In [28]:
import os
from openai import OpenAI
from langchain.document_loaders import PyPDFLoader
from langchain.text_splitter import RecursiveCharacterTextSplitter
from langchain.vectorstores import FAISS
from langchain.chains import ConversationalRetrievalChain
from langchain.prompts import PromptTemplate
from langchain.chat_models import ChatOpenAI
from langchain.embeddings import OpenAIEmbeddings
import re

# Set your OpenAI API key
os.environ["OPENAI_API_KEY"] = "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"
# Load and process the PDF
file_path = r"C:\Users\AkhilNarasimhaS\Downloads\DUMMY_TABLE_TO_TEXT.pdf"
pdf_reader = PyPDFLoader(file_path)
documents = pdf_reader.load()
text_splitter = RecursiveCharacterTextSplitter(chunk_size=1000, chunk_overlap=200)
chunks = text_splitter.split_documents(documents)

# Create vector store
embeddings = OpenAIEmbeddings()
db = FAISS.from_documents(documents=chunks, embedding=embeddings)

# Define a more specific prompt
AGGREGATION_PROMPT = PromptTemplate.from_template("""
Given the following conversation and a followup question, rephrase the followup question to be a standalone question.
If the question requires any calculations or aggregations, please perform them and show your work.
Make sure to filter the data based on any specified conditions (e.g., region, person, division, territory).
Provide a step-by-step breakdown of your calculations.
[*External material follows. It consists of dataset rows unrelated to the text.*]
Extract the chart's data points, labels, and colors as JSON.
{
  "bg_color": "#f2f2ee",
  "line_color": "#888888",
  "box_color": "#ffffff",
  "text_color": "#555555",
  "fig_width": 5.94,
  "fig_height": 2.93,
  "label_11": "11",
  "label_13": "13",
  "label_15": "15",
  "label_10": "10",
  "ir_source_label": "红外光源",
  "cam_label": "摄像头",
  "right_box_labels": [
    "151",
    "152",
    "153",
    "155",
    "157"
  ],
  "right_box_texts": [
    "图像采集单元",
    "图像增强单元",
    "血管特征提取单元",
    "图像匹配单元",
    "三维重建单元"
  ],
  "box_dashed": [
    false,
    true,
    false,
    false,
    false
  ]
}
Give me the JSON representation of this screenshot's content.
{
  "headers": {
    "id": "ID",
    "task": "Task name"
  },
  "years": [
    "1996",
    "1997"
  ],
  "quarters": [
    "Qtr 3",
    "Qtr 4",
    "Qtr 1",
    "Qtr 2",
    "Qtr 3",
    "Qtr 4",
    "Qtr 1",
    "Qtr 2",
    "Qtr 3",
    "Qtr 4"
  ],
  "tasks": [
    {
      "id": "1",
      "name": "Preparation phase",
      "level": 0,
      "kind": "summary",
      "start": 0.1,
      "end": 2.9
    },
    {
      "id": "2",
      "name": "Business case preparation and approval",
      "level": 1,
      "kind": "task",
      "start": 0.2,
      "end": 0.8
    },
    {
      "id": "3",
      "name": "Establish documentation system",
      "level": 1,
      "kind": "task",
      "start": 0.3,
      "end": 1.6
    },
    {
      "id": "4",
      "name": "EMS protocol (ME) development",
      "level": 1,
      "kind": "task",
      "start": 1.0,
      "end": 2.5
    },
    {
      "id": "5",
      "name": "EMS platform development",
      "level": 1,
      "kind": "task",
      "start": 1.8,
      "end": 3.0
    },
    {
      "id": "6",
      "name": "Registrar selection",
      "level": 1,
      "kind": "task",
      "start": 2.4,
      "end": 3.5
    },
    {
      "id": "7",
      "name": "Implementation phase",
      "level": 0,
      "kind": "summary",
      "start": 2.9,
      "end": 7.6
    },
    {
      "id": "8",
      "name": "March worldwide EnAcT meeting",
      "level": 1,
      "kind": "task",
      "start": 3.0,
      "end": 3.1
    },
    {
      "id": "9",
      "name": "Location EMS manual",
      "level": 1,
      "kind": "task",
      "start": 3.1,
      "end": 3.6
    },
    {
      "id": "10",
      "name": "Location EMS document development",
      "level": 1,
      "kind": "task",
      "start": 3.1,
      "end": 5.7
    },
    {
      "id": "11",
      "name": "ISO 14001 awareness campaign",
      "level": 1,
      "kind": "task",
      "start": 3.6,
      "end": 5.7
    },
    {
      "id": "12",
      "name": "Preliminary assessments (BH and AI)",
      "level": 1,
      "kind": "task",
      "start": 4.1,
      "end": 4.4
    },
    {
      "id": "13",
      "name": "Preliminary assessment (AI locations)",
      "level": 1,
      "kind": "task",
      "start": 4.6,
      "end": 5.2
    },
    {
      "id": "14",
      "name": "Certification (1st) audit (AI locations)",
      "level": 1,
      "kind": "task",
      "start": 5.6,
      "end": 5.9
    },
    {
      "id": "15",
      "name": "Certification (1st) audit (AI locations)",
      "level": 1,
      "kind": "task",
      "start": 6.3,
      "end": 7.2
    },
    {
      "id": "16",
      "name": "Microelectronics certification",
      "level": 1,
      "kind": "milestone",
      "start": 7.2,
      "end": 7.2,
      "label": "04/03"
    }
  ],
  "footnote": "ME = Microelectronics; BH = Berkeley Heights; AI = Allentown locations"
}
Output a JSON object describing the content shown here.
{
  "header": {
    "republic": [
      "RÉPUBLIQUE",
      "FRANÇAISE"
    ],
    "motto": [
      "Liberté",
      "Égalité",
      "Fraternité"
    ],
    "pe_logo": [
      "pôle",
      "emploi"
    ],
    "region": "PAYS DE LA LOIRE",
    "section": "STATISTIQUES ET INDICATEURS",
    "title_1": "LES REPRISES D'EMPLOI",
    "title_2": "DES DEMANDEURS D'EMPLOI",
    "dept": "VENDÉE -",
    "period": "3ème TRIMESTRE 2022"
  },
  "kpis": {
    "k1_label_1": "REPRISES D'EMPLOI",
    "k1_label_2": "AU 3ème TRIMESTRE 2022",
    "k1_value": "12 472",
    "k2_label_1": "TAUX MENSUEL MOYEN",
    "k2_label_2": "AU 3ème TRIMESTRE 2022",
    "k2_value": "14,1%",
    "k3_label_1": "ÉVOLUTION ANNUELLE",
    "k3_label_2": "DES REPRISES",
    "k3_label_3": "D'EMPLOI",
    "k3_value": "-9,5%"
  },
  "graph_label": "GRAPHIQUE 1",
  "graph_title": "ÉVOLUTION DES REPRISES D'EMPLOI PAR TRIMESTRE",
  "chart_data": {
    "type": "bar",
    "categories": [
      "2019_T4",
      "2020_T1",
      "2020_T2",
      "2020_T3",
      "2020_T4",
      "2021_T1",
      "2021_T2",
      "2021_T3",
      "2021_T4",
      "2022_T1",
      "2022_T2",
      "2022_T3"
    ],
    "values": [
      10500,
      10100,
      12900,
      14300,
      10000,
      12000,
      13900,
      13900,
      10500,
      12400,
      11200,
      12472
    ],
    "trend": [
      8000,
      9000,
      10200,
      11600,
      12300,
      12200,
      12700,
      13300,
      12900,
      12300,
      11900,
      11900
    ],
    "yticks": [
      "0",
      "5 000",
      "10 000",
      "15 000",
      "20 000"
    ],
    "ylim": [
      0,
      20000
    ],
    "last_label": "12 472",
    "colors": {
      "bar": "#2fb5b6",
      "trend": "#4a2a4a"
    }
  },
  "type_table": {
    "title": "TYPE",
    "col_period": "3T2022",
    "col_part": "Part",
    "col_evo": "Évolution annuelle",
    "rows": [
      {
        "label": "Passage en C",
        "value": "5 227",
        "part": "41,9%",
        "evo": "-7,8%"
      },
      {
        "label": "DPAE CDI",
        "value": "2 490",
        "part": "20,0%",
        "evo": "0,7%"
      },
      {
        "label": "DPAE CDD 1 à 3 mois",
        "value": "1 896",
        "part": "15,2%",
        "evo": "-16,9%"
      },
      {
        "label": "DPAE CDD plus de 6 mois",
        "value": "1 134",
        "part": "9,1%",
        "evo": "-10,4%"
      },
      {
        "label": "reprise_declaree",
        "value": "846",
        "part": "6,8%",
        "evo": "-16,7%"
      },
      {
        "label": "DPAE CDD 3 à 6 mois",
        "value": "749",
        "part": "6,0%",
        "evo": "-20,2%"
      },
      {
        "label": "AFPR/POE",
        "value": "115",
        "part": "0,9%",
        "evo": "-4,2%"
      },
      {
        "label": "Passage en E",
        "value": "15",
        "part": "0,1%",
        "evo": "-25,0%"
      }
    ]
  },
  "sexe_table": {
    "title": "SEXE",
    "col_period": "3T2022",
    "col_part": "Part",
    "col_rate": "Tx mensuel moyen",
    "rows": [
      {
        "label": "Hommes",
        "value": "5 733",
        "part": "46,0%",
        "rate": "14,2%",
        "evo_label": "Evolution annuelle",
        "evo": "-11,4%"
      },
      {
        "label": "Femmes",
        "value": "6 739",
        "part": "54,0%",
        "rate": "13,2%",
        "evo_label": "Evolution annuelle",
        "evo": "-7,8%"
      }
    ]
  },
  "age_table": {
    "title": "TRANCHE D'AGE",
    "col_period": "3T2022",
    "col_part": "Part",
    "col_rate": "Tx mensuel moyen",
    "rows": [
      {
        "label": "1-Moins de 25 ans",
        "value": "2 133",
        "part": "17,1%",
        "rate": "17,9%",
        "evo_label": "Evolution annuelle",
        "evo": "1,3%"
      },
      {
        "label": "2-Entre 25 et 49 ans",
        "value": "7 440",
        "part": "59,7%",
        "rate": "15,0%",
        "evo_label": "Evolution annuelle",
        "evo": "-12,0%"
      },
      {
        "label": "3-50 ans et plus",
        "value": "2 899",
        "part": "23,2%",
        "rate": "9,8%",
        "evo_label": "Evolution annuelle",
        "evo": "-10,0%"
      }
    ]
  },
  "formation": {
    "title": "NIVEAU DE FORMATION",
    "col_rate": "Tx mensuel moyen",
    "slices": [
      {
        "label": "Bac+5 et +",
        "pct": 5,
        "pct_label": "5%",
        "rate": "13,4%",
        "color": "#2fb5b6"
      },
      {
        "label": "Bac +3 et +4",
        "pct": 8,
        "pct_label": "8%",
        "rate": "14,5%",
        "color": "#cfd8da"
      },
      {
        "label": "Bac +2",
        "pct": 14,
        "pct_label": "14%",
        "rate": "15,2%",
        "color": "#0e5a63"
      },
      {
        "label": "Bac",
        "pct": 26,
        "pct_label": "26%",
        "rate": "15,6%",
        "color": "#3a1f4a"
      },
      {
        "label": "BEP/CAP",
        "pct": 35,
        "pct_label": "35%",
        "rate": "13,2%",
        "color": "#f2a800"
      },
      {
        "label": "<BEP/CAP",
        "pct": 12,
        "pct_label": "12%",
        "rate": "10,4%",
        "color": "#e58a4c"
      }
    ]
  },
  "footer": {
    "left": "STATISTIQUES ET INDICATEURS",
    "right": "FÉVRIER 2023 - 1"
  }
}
Chat History: {chat_history}
Follow up Input: {question}

Standalone question with calculations (if needed):
""")

# Initialize the ConversationalRetrievalChain
llm = ChatOpenAI(temperature=0)
qa = ConversationalRetrievalChain.from_llm(
    llm=llm,
    retriever=db.as_retriever(),
    condense_question_prompt=AGGREGATION_PROMPT,
    return_source_documents=True,
    verbose=False
)

def extract_numbers_with_context(text):
    """Extract numbers along with their preceding words for context."""
    # Updated pattern to match only two groups: context and the number
    pattern = r'([A-Za-z\s]+):\s*(\d+(?:\.\d+)?)'
    matches = re.findall(pattern, text)
    return matches

def post_process_aggregation(question, answer):
    """Post-process the answer for aggregation questions with improved filtering."""
    lower_question = question.lower()
    
    # Extract numbers and context
    numbers_with_context = extract_numbers_with_context(answer)
    
    # Extract the filter condition from the question
    filter_words = ["region", "person", "division", "territory", "representative"]
    filter_condition = next((word for word in filter_words if word in lower_question), None)
    
    if filter_condition:
        filter_value_match = re.search(fr"{filter_condition}\s+(\w+)", lower_question, re.IGNORECASE)
        if filter_value_match:
            filter_value = filter_value_match.group(1).lower()
            filtered_numbers = [float(num) for context, num in numbers_with_context 
                                if filter_value in context.lower()]
            
            if filtered_numbers:
                total = sum(filtered_numbers)
                return f"The total sales for {filter_condition} '{filter_value.capitalize()}' is {total}. Details: {answer}"
            else:
                return f"No specific data found for {filter_condition} '{filter_value.capitalize()}'. Raw answer: {answer}"
    
    # If no filter condition or filtered results are found
    if numbers_with_context:
        total = sum(float(num) for _, num in numbers_with_context)
        return f"The total of all sales mentioned is {total}. This may not be specific to your query. Details: {answer}"
    
    return answer

chat_history = []

def ask_question(query):
    try:
        result = qa({"question": query, "chat_history": chat_history})
        processed_answer = post_process_aggregation(query, result['answer'])
        
        # Append the new question-answer pair to the chat history as a tuple
        chat_history.append((query, processed_answer))
        
        return processed_answer
    except Exception as e:
        return f"An error occurred while processing your question: {str(e)}"

# Example usage
queries = [
    "who is the  top perfomer in terms of sales"
]

for query in queries:
    print(f"Question: {query}")
    answer = ask_question(query)
    print(f"Answer: {answer}\n")


Question: who is the  top perfomer in terms of sales
Answer: Ben Cohen, a Spec C in New York, is the top performer in terms of sales. He made 4 year-to-date calls, resulting in 35 sales and 4 samples.